Из этой простой и трогательной записи последних мгновений Вашингтона становится очевидно, что его поведение в эту последнюю тяжелую пору во всех отношениях соответствовало всей его жизни и характеру. Его привычное спокойствие и самообладание, а также неизменно присутствовавшее чувство долга проявлялись во всем. Он умер так, как и жил, — героем в высшем смысле этого слова и истинным христианином.

Глубокая и широко распространившаяся скорбь, вызванная этим печальным событием, собрала огромное стечение народа, стремившегося отдать последнюю дань уважения первому из американцев, и в среду, 18 декабря, его тело при воинских почестях, с религиозными и масонскими церемониями было предано земле в семейном склепе в его имении.

В декабре 1837 года останки великого отца нашей нации после тридцативосьмилетнего покоя вновь предстали взорам в связи с тем, что его тело было раз и навсегда помещено в мраморный саркофаг, изготовленный мистером Стразерсом из Филадельфии. Тело, как рассказывал мистер Стразерс, по-прежнему находилось в удивительной сохранности: высокий бледный лоб хранил спокойное и безмятежное выражение, а плотно сжатые губы трогала сдержанная и торжественная улыбка.

Когда до Конгресса дошло известие о смерти Вашингтона, он немедленно объявил перерыв до следующего дня, когда Джон Маршалл, бывший тогда членом Палаты представителей, а впоследствии главный судья Соединенных Штатов и биограф Вашингтона, обратился к спикеру со следующими словами:

«Печальное событие, о котором вчера было объявлено как о сомнительном, стало слишком достоверным. Наш Вашингтон ушел из жизни. Герой, патриот и мудрец Америки, человек, к которому во времена опасности обращался каждый взор и на которого возлагались все надежды, живет теперь лишь в своих великих деяниях и в сердцах любящего и скорбящего народа.

Если бы даже, сэр, не было принято открыто выражать уважение к памяти тех, кого Небеса избрали своими орудиями для ниспослания блага людям, то и тогда необычайное достоинство и те из ряда вон выходящие события, которые ознаменовали жизнь того, чью потерю мы все оплакиваем, побудили бы всю американскую нацию, движимую едиными чувствами, единогласно призвать к публичному проявлению столь глубокой и всеобщей скорби.

Более чем кто-либо другой и настолько, насколько это было возможно для отдельного человека, он способствовал основанию этой нашей обширной империи и дарованию западному миру независимости и свободы.

Достигнув великой цели, ради которой он был поставлен во главе наших армий, мы видели, как он перековал меч на орало и превратился из солдата в гражданина.

Когда слабость нашей федеральной системы стала очевидной и узы, связывавшие этот огромный континент, начали распадаться, мы видели его во главе тех патриотов, которые создали для нас конституцию, способную, сохраняя Союз, укрепить и увековечить, как я надеюсь, те блага, даровать которые сулила наша Революция.

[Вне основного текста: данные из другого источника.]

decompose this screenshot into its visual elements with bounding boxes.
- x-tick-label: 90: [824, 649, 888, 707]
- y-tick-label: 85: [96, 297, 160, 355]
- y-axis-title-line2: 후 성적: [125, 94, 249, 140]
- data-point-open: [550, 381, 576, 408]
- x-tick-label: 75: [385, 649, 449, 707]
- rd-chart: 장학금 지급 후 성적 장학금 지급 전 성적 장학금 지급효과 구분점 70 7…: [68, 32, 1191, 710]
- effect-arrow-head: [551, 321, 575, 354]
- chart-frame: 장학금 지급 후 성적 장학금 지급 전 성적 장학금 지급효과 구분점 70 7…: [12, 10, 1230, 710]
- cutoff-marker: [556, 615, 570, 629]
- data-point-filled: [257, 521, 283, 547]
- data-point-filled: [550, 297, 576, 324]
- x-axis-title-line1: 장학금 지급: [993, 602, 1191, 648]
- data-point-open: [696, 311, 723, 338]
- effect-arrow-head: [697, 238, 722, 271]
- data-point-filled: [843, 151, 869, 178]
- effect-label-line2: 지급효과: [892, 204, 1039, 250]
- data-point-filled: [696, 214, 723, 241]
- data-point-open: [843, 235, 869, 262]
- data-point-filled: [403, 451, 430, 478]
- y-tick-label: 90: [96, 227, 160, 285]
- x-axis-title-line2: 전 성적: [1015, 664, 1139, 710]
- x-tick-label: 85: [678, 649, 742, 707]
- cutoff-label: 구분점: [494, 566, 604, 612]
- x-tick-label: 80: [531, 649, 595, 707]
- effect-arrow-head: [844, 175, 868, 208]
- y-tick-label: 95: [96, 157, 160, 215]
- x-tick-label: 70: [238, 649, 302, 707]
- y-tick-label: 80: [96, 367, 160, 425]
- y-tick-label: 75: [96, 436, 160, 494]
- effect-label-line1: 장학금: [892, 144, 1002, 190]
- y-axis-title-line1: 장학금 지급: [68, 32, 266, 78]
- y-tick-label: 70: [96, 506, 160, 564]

В ответ на всеобщий голос страны, призывавший его возглавить великий народ, мы видели, как он вновь оставил столь любимое им уединение и в пору, более бурную и штормовую, чем сама война, с хладнокровной и мудрой решимостью последовал истинным интересам нации и внес больший вклад, чем кто-либо иной, в установление той политической системы, которая, я верю, еще сохранит наш мир, нашу честь и нашу независимость. Дважды единогласно изранный главой исполнительной власти свободного народа, мы видели его в такое время, когда его переизбрание при всеобщем избирательном праве не вызывало сомнений, являющим миру редкий пример умеренности: он оставил свой высокий пост ради мирной жизни частного лица. Как бы ни менялось общественное доверие и как бы ни колебались народные чувства по отношению к другим, по отношению к нему они — и на войне, и в мирное время, на общественном поприще и в частной жизни — оставались столь же непоколебимыми, как его собственный твердый ум, и столь же неизменными, как его возвышенные добродетели. Давайте же, господин спикер, отдадим последнюю дань уважения и привязанности нашему усопшему другу. Пусть великий совет нации продемонстрирует те чувства, которые испытывает сама нация. С этой целью я держу в руках несколько резолюций, которые беру на себя смелость предложить Палате.

Решено: Настоящая Палата нанесет визит Президенту в знак соболезнования в связи с этим скорбным событием.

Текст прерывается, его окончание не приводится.